XIRR basically calculates the internal rate of return of an investment when there are irregular cash flows made on different dates or period of time.
To calculate the returns on your mutual fund investments made on different dates, using XIRR formula in excel makes the task easier. You may be investing through SIP or making lump sum investments on different dates. However, using the XIRR calculation in mutual fund will help you calculate the actual return on your total investments. XIRR basically calculates the internal rate of return of an investment when there are irregular cash flows made on different dates or period of time.
For example, one may have an SIP in which certain amount is invested on the 7th of every month. The investor may add a lump sum on any other date as well. He or she may redeem certain units on a specific date. The actual return for the investor can be captured by using XIRR formula.
XIRR also helps in calculating the real return for the investor. For example, the NIFTY 50 is down by nearly xx per cent over the last 1 year and by almost xx per cent over the last 5 years. But, this is a point to point return as on specific date, while your own specific MF investment could be on different dates. Therefore, the returns for you will be different from what the index returns are. Using XIRR SIP calculator is, therefore, a better way to calculate returns from mutual funds SIP or lump sum investment.

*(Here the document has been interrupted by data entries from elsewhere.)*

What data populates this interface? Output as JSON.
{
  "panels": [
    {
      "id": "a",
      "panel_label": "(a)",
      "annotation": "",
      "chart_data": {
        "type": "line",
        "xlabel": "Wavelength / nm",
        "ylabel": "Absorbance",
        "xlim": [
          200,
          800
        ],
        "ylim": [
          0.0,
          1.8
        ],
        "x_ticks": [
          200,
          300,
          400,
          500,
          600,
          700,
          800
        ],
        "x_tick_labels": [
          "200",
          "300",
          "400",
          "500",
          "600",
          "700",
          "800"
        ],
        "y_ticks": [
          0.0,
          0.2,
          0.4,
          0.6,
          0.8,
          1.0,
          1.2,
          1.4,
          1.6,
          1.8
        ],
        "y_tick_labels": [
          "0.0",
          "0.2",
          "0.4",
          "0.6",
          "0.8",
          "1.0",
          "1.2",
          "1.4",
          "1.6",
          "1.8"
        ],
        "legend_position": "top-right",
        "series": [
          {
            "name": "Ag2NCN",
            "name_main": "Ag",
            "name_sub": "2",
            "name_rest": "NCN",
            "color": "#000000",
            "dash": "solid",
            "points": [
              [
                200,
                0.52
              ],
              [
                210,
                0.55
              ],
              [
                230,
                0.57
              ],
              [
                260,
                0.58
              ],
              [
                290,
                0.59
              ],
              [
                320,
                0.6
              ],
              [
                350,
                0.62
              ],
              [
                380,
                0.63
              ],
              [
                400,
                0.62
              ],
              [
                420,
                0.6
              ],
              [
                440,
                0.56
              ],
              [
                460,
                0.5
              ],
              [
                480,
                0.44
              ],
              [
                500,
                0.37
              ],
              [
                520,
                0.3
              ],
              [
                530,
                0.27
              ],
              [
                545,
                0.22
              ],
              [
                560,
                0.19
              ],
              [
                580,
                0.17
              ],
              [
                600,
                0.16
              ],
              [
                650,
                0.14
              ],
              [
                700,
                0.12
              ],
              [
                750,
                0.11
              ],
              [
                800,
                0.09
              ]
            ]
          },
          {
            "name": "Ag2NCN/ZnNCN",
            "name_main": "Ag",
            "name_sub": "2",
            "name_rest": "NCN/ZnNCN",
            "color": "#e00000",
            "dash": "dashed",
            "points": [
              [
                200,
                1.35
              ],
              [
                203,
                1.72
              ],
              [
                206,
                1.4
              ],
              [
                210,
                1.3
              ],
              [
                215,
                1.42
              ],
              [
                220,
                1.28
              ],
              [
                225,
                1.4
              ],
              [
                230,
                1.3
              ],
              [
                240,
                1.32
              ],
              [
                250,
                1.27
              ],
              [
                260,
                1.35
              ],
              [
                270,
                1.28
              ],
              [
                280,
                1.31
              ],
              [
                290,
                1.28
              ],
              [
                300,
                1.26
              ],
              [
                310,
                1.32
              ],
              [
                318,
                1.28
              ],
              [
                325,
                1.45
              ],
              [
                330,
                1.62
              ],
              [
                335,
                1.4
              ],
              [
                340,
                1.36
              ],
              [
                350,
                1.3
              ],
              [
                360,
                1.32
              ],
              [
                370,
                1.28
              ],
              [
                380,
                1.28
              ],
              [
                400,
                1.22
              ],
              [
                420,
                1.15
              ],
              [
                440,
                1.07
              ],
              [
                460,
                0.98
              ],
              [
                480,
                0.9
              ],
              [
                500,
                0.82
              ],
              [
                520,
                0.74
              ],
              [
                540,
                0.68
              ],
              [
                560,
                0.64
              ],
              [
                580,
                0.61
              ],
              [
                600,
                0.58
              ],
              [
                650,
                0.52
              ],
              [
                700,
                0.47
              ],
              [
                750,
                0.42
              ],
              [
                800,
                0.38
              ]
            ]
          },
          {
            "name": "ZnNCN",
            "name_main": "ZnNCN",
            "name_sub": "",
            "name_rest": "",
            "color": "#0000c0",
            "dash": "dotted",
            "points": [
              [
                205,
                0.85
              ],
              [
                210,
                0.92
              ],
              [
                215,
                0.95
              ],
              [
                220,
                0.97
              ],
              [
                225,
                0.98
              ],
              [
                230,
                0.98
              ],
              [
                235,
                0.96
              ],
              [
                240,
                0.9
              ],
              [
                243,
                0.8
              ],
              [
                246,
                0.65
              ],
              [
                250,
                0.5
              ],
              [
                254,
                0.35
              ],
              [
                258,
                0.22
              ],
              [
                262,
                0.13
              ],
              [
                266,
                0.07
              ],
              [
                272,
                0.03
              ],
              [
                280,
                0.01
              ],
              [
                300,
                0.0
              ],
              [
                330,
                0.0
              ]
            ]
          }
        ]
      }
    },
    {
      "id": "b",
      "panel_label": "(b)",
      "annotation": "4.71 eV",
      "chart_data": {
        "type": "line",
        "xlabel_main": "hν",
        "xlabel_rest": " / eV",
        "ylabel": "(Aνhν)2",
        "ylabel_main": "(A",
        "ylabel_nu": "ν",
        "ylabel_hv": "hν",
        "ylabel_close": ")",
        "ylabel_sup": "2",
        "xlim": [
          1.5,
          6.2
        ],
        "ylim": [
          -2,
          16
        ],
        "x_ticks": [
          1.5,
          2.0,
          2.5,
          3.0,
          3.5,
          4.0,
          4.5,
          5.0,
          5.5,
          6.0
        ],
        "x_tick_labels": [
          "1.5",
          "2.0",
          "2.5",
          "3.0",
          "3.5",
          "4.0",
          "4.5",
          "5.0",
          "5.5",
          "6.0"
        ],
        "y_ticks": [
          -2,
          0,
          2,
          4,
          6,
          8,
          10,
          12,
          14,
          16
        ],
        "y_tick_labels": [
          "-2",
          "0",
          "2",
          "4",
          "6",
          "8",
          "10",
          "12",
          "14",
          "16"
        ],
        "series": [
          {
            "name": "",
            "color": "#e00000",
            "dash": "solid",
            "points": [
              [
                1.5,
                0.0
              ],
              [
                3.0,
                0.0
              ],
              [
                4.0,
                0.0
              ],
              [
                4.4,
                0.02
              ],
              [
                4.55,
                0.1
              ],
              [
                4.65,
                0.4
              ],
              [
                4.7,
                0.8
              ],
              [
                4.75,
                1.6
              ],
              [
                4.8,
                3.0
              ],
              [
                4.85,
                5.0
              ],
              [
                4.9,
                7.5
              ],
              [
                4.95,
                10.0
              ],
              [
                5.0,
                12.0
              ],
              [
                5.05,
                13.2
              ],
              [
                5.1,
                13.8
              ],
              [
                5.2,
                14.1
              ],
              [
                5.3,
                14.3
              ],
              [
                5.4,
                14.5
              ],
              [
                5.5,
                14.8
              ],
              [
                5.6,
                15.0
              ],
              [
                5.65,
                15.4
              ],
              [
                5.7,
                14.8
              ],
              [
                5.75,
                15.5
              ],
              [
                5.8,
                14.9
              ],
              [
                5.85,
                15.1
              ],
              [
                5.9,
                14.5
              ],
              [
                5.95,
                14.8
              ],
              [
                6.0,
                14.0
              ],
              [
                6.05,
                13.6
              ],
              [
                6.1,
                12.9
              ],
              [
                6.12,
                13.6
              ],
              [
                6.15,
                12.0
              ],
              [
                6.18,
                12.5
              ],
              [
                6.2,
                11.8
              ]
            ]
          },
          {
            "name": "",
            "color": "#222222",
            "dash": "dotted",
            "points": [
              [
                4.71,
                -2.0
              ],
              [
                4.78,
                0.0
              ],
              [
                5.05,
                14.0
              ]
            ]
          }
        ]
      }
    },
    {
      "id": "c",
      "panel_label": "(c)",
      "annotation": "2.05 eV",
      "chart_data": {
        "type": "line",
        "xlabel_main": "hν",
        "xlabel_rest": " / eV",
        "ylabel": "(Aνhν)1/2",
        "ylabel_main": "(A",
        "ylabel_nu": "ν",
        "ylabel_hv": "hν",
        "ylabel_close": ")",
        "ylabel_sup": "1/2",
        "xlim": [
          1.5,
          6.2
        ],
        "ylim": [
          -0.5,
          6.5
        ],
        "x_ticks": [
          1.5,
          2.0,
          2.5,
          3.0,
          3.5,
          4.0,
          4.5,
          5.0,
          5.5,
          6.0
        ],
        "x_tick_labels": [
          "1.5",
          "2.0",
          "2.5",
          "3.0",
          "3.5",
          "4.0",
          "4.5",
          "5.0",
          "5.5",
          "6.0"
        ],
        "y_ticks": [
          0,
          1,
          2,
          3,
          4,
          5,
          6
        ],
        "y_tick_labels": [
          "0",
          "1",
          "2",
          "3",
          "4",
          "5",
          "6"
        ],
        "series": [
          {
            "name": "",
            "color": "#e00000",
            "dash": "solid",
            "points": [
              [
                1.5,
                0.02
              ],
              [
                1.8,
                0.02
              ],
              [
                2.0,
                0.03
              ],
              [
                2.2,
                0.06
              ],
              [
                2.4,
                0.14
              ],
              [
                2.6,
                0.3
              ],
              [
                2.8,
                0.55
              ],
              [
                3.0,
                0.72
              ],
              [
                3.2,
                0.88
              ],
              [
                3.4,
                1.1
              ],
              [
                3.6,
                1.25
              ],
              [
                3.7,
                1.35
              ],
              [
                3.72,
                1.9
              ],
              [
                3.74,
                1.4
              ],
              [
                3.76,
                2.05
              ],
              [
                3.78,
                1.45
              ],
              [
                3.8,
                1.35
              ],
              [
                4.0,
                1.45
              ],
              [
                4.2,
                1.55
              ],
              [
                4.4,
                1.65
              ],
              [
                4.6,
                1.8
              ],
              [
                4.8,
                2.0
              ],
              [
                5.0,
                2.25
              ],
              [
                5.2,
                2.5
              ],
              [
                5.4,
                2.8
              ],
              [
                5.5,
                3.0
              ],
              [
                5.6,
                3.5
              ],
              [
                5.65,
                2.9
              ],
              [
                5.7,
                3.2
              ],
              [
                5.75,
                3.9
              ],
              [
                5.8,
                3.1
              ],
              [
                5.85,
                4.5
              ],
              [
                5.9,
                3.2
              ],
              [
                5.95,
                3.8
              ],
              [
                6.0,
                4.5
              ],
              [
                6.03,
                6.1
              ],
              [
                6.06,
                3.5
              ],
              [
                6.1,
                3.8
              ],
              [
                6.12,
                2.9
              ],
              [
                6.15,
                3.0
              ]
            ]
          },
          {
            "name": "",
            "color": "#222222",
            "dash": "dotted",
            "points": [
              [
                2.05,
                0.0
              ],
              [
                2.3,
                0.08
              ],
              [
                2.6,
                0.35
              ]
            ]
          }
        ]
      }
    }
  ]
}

Before you begin using the mutual fund sip return calculator using the XIRR function, keep these 4 things handy – Investment dates, Investment amount, Redemption date and Redemption amount.
If you haven’t redeemed, you may use the current date and redemption amount equal to current NAV and units you hold.
Below is an example of XIRR for a SIP of Rs 10,000 made for six months and redeemed on 1st of the 7th month. For practical purpose, we have used 6 months, you may run the exercise longer.
The XIRR formula in excel is – XIRR(cash flow amounts, cash flow dates)
In the excel sheet, every cash outflow is denoted with a minus sign while inflows are positive numbers.
Here, the return is 11.92 per cent for the investor after investing Rs 10,000 for 6 months and receiving Rs 62,000 as maturity amount after 6 months. The calculations and the numbers considered in the example are only for understanding purpose.